A need for sensitization
At the end of the day, Akon Lighting Africa is first and foremost an awareness-raising campaign – with a very specific strategy. The aim is to highlight pilot projects, to draw attention from first targeted beneficiaries – the rural African communities onto solar solutions – so that they can in return, call public decision-makers for action. Indeed, at the time when the project begins, solar solutions are considered to be expensive, technically complex to install and maintain, in a word, more suitable for developed countries than for developing countries.
Who will Samba Bathily, Akon and Thione Niang be talking to?
- First of all, African populations, by showing them through projects that it is now possible to light up, cool down and work with clean energy.
- Public authorities, to invite them to consider solar solutions in their calls for tenders and rural electrification plans
- DFIs – banks, credit institutions, development banks, international donors, private funds – to invite them to increase the volume of their investments in Africa on renewable projects, and to structure opportunities big enough to be attractive.
- Media, to ask them to help reposition the issue of access to energy in Africa at the top of the international political agenda.
- Technical partners, to design innovative schemes in order to deploy equipment quickly while offering governments attractive financing approaches and repayment modalities .
Lessons learnt
Two other issues were also highlighted. First, that of prioritization. In Africa, and given that, at the time, 70% of the population lived in rural areas (today: 65%), should we absolutely focus on deploying the grid from the cities to the countryside? Shouldn’t offgrid solutions draw more attention from public and private decision-makers and attract more of the available investments? Second issue: quality of the equipment – which depends not only on the quality of the initial materials and components but also, and above all, on maintenance. It is up to the energy players in the sector to raise awareness among the public authorities. But it is also up to the public authorities, who always have the last word, to decide to invest in this area in addition to purchasing street lamps or public candelabra – and, by choosing solar energy, for example, to create jobs for the new generation at the same time.

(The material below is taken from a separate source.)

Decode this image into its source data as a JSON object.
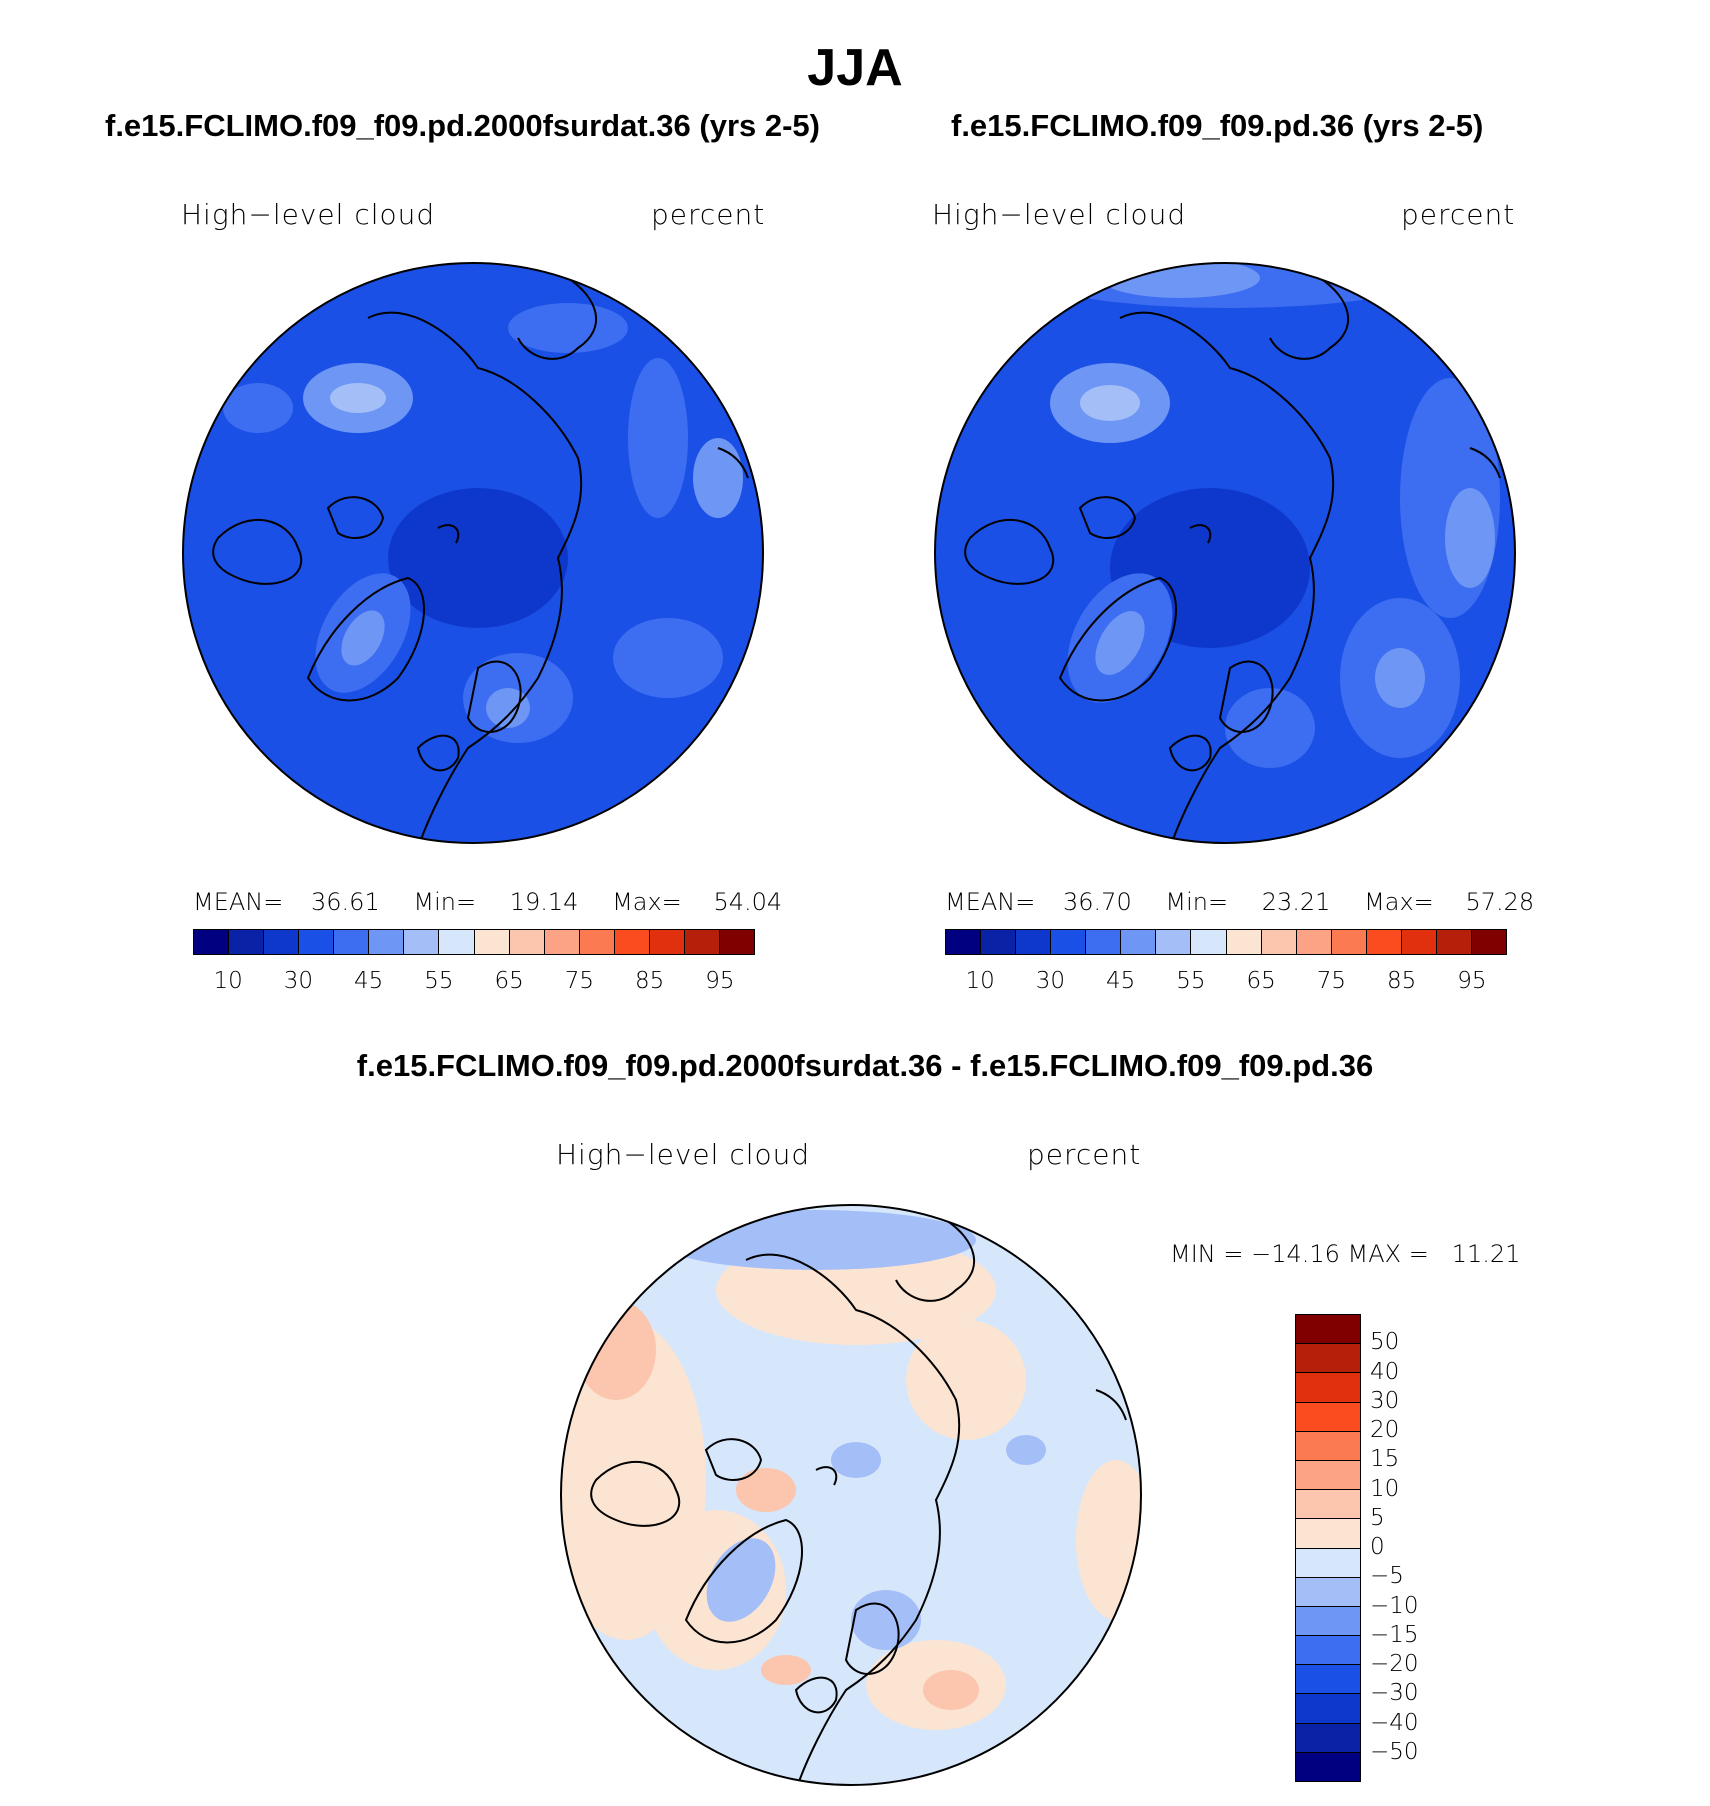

Solektra has also demonstrated its ability to bring to Africa world-class international partners, such as Sunna Design, recognized for its technology in the field of solar street lamp batteries, R20-20regions of climate action regions which is setting up a fund dedicated to renewable infrastructures in Africa (Sub national Climate Fund for Africa), or technical partners such as Tata Transformation Communications Services interested in the deployment of solar-powered digital solutions and e-services.
Multi-Industries Group operates in close collaboration with the Solektra Solar Academy, and the Diamniadio plant already includes a room reserved for training activities; a design and technical department will also be available as of September 2020 to develop new solutions in line with the specific needs of African consumers.